Growing up in a small town and playing on the same team for a number of years also helps build camaraderie, something the Grizzlies have in abundance.

“All the success we’ve had is because we’ve been together forever,” said Nick Collison, the team’s pitching ace (6-0, 1.69 ERA, 37 strikeouts) and leading hitter (.638 batting average, 34 RBIs, 1.234 slugging percentage). “We have trust on the field. It’s hard to explain – we know what everybody has, so we work off that.”

Echoed Chance Hargrove, “We’ve been playing together and going to school together forever. We grew up together and we trust each other.”

That trust has led to victories. The Grizzlies haven’t lost a game in the Northeast A since moving down from 2A in 2005. The last time Newport lost in the regular season was 2004, when the team was in the Great Northern League.

This year Newport has beaten Deer Park, Chewelah and Medical Lake, all 2A schools and former GNL rivals, and Lake City, a 5A school in Coeur d’Alene.

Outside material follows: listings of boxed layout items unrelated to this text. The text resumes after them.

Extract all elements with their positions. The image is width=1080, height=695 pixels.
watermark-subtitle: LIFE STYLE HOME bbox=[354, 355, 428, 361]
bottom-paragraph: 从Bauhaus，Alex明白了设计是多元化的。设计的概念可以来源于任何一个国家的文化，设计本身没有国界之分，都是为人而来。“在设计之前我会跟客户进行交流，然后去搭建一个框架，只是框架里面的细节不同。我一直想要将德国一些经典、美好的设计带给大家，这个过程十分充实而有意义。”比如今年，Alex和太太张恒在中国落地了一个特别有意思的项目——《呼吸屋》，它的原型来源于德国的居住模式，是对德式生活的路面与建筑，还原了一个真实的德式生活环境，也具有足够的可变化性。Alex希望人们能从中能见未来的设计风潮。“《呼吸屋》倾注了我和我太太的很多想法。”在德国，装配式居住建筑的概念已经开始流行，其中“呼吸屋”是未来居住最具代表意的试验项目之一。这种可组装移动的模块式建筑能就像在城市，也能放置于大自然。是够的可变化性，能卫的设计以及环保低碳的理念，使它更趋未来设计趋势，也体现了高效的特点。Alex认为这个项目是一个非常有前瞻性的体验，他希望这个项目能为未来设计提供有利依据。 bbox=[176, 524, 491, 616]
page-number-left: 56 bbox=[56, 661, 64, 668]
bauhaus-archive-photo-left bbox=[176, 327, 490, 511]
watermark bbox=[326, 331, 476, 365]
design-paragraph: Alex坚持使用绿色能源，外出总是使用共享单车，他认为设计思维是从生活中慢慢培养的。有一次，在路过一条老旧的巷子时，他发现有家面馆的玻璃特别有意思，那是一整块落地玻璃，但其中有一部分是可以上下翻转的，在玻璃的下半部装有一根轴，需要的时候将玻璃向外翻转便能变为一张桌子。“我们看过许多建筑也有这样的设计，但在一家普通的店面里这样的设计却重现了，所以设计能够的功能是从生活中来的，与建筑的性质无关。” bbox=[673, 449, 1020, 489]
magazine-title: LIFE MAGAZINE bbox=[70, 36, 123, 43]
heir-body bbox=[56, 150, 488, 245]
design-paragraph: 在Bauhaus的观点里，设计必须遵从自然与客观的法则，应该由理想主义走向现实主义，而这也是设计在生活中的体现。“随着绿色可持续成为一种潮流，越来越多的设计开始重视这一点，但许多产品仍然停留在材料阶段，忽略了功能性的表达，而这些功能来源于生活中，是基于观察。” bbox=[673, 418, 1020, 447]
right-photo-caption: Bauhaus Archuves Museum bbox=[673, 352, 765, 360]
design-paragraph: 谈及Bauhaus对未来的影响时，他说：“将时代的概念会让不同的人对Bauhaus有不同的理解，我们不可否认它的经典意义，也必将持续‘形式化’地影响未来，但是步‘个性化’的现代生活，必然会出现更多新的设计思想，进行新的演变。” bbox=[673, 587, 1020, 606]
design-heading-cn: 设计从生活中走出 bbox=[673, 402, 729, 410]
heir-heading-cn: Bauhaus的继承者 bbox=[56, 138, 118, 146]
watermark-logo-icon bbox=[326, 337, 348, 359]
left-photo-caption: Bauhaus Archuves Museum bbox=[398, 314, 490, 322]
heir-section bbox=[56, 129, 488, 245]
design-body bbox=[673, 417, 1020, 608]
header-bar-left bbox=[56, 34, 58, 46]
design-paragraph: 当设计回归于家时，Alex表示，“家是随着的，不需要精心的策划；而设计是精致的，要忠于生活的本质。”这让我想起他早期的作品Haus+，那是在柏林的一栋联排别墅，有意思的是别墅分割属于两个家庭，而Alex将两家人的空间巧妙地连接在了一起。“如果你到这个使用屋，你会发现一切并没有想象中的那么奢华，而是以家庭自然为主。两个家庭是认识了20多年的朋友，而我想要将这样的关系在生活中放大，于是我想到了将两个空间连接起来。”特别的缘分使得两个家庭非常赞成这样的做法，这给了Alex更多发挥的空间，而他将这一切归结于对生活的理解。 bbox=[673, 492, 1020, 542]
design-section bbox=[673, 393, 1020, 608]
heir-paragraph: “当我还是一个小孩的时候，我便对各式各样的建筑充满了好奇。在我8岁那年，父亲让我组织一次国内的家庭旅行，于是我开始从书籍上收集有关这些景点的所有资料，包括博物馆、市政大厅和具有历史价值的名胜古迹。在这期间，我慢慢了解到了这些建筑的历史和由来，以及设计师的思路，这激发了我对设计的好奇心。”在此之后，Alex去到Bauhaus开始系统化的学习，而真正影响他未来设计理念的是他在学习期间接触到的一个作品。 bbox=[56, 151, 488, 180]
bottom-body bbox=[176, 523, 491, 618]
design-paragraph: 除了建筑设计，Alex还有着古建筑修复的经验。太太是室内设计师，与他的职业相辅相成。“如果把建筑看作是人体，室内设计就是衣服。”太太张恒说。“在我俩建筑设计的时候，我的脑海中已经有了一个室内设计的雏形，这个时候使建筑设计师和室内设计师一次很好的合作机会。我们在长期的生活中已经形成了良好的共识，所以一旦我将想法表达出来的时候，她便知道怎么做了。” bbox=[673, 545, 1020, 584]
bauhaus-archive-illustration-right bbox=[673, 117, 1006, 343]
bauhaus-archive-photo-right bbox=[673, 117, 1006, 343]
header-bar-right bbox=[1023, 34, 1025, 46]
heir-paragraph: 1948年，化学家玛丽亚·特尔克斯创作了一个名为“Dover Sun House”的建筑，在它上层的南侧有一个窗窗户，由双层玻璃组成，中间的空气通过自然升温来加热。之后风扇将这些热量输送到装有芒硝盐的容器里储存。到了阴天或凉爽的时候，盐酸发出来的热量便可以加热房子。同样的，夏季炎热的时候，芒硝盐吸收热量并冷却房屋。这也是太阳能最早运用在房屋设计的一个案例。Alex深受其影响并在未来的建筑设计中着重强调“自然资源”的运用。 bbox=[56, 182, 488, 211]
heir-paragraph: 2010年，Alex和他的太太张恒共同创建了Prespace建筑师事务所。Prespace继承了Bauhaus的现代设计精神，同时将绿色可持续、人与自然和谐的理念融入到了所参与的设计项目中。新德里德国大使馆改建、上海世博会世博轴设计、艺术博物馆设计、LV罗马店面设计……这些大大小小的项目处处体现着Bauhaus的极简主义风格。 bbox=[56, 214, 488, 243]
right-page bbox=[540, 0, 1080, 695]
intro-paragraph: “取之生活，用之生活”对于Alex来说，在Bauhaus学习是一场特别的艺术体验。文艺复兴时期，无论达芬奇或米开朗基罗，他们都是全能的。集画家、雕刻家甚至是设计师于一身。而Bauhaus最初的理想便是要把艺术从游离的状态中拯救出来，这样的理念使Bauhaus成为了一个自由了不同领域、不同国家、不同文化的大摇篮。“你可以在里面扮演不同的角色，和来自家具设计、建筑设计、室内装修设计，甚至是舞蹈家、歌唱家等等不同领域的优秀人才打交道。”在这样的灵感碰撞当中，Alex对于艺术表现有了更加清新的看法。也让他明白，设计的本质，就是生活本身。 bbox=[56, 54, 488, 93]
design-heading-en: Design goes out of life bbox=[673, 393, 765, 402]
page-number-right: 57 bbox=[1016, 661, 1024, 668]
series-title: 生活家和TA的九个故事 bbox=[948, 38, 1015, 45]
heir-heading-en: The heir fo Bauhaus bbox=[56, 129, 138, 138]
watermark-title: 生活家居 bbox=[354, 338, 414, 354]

All seven seniors will be playing college ball next fall, and all will be on scholarship. Collison and Chance Hargrove are heading to Everett Community College, while the other five – A.J. Miltner, Erik Betz, Zach Green, Chad Hunt and Josh Tiede – will attend Grays Harbor College in Aberdeen, Wash.

“Winning a state title is huge,” Rusty Hargrove said. “But I have seven kids going to college on scholarship. That’s what it’s all about.”